Of course, the Trump administration is unlikely to
mimic the Mexican government’s past strategy entirely. It’s hard to envision
tens of thousands of U.S. troops deploying to Tamaulipas, Guanajuato or
Sinaloa, sealing off neighborhoods, establishing checkpoints and conducting
offensive operations against cartels that in some instances have more firepower
than the Mexican army. If Washington is going to do anything militarily, it’s
more likely to come in the form of air power. Bombing fentanyl manufacturing plants
would be more economical and wouldn’t involve U.S. ground forces, so the risk
to U.S. personnel would be much lower.
Still, if the objective is to bomb the cartels into
submission or convince them to stop producing and shipping drugs across
America’s southern border, then an air campaign will fall flat. We can say this
with a reasonable degree of certainty because there’s first-hand experience to
go by. The U.S. Air Force did something similar in Afghanistan in 2017-2018,
taking out opium labs in Taliban-controlled areas to deprive the Taliban
insurgency of the revenue it needed to wage the war.

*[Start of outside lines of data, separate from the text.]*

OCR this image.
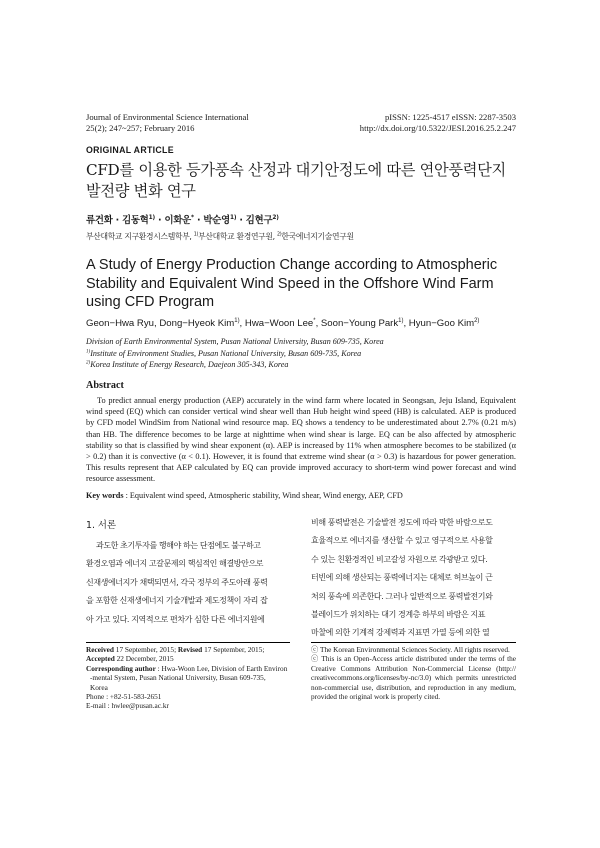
Journal of Environmental Science International
25(2); 247~257; February 2016
pISSN: 1225-4517 eISSN: 2287-3503
http://dx.doi.org/10.5322/JESI.2016.25.2.247
ORIGINAL ARTICLE
CFD를 이용한 등가풍속 산정과 대기안정도에 따른 연안풍력단지
발전량 변화 연구
류건화 · 김동혁$^{1)}$ · 이화운* · 박순영$^{1)}$ · 김현구$^{2)}$
부산대학교 지구환경시스템학부, $^{1)}$부산대학교 환경연구원, $^{2)}$한국에너지기술연구원
A Study of Energy Production Change according to Atmospheric
Stability and Equivalent Wind Speed in the Offshore Wind Farm
using CFD Program
Geon−Hwa Ryu, Dong−Hyeok Kim$^{1)}$, Hwa−Woon Lee*, Soon−Young Park$^{1)}$, Hyun−Goo Kim$^{2)}$
Division of Earth Environmental System, Pusan National University, Busan 609-735, Korea
$^{1)}$Institute of Environment Studies, Pusan National University, Busan 609-735, Korea
$^{2)}$Korea Institute of Energy Research, Daejeon 305-343, Korea
Abstract
To predict annual energy production (AEP) accurately in the wind farm where located in Seongsan, Jeju Island, Equivalent wind speed (EQ) which can consider vertical wind shear well than Hub height wind speed (HB) is calculated. AEP is produced by CFD model WindSim from National wind resource map. EQ shows a tendency to be underestimated about 2.7% (0.21 m/s) than HB. The difference becomes to be large at nighttime when wind shear is large. EQ can be also affected by atmospheric stability so that is classified by wind shear exponent (α). AEP is increased by 11% when atmosphere becomes to be stabilized (α > 0.2) than it is convective (α < 0.1). However, it is found that extreme wind shear (α > 0.3) is hazardous for power generation. This results represent that AEP calculated by EQ can provide improved accuracy to short-term wind power forecast and wind resource assessment.
Key words : Equivalent wind speed, Atmospheric stability, Wind shear, Wind energy, AEP, CFD
1. 서론
과도한 초기투자를 행해야 하는 단점에도 불구하고
환경오염과 에너지 고갈문제의 핵심적인 해결방안으로
신재생에너지가 채택되면서, 각국 정부의 주도아래 풍력
을 포함한 신재생에너지 기술개발과 제도정책이 자리 잡
아 가고 있다. 지역적으로 편차가 심한 다른 에너지원에
비해 풍력발전은 기술발전 정도에 따라 막한 바람으로도
효율적으로 에너지를 생산할 수 있고 영구적으로 사용할
수 있는 친환경적인 비고갈성 자원으로 각광받고 있다.
터빈에 의해 생산되는 풍력에너지는 대체로 허브높이 근
처의 풍속에 의존한다. 그러나 일반적으로 풍력발전기와
블레이드가 위치하는 대기 경계층 하부의 바람은 지표
마찰에 의한 기계적 강제력과 지표면 가열 등에 의한 열
Received 17 September, 2015; Revised 17 September, 2015;
Accepted 22 December, 2015
Corresponding author : Hwa-Woon Lee, Division of Earth Environ
-mental System, Pusan National University, Busan 609-735,
Korea
Phone : +82-51-583-2651
E-mail : hwlee@pusan.ac.kr

ⓒ The Korean Environmental Sciences Society. All rights reserved.

ⓒ This is an Open-Access article distributed under the terms of the Creative Commons Attribution Non-Commercial License (http:// creativecommons.org/licenses/by-nc/3.0) which permits unrestricted non-commercial use, distribution, and reproduction in any medium, provided the original work is properly cited.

But as the Special Inspector General of Afghanistan
Reconstruction reported, the bombing campaign failed to do anything of
significance. The U.S. air campaign didn’t dent the Taliban’s revenue streams
to the point where it made a negotiated resolution on U.S. terms possible. As
David Mansfield, the world’s leading expert on Afghanistan’s drug patterns,
wrote in a 2019
report, “it is hard to
see how the campaign offered anything in terms of value for money, with the
cost of the strikes and ordnance used far outweighing the value of the losses
to those involved in drugs production or potential revenues to the Taliban.”
Why would Mexico be any different than Afghanistan? If anything, denting cartel revenue via an air campaign would be even more difficult than it was with respect to the Taliban. Unlike heroin, fentanyl is a synthetic drug that can be easily produced, isn’t particularly labor intensive and doesn’t require acres upon acres of poppy fields that can be easily located. Sure, the United States is bound to find some of these facilities, but the cartels responsible for production will still have a monetary incentive to set up shop somewhere else. Fentanyl nets the cartels billions of dollars every year; this is a very large financial resource that the Sinaloa and New Jalisco Generation cartels — or frankly anyone in the business — will be hard pressed to pass up.And if even if they magically did find a new line of work, other players would step into the void to increase their own market share.These are only several problems associated with treating the U.S. military as a panacea to the drug problem. But the important thing to take away is that effectively declaring war on Mexico, America’s top trading partner and neighbor with which we share a nearly 2,000 mile-long border, presents the illusion of progress without actually making any. And it will inject immense tension in a U.S.-Mexican relationship that Washington should be strengthening, not undermining.